Je note que, dans votre réponse, vous n'avez pas du tout évoqué les moyens financiers. Moi-même j'ai déjà eu beaucoup de mal à obtenir des chiffres. En tout cas, il apparaît que le montant de l'argent public actuellement consacré aux crèches est modeste : 12 milliards de francs, dont 5 milliards de francs provenant des caisses d'allocations familiales et 7 milliards de francs des collectivités locales.
Ce montant progresse d'ailleurs généralement moins vite que le produit intérieur brut. En revanche, la participation financière demandée aux familles, elle, n'a cessé d'augmenter puisqu'elle est passée de 24 % à 28 % du montant total entre 1990 et 1997. Je n'ai malheureusement pas pu prendre connaissance de chiffres plus récents que ceux de 1997 ! Je pense donc qu'une enquête s'avère nécessaire.
Il est grand temps de changer de logique.
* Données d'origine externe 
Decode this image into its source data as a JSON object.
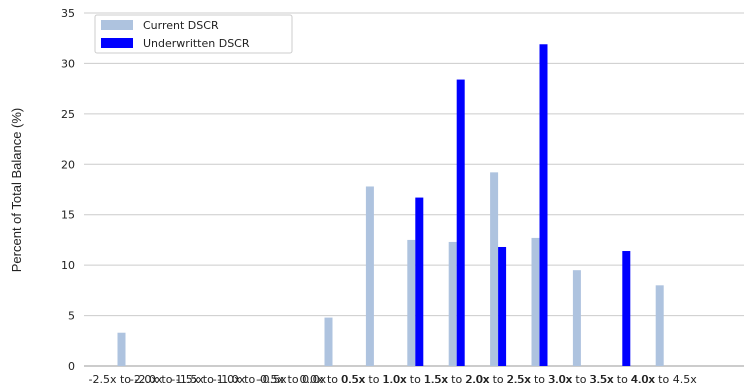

Les crédits demeurent largement insuffisants en ce qui concerne tant les crèches que les assistantes maternelles, et je constate ce matin, pour le déplorer, que vous n'avez pas pris d'engagement nouveau à cet égard. Mais je ne doute pas que, en une période caractérisée par la croissance, une croissance à laquelle les femmes peuvent et doivent apporter leur contribution, le Gouvernement saura réexaminer cette question. Je crois que le travail des femmes vaut bien maintenant un engagement fort de la part de ce gouvernement.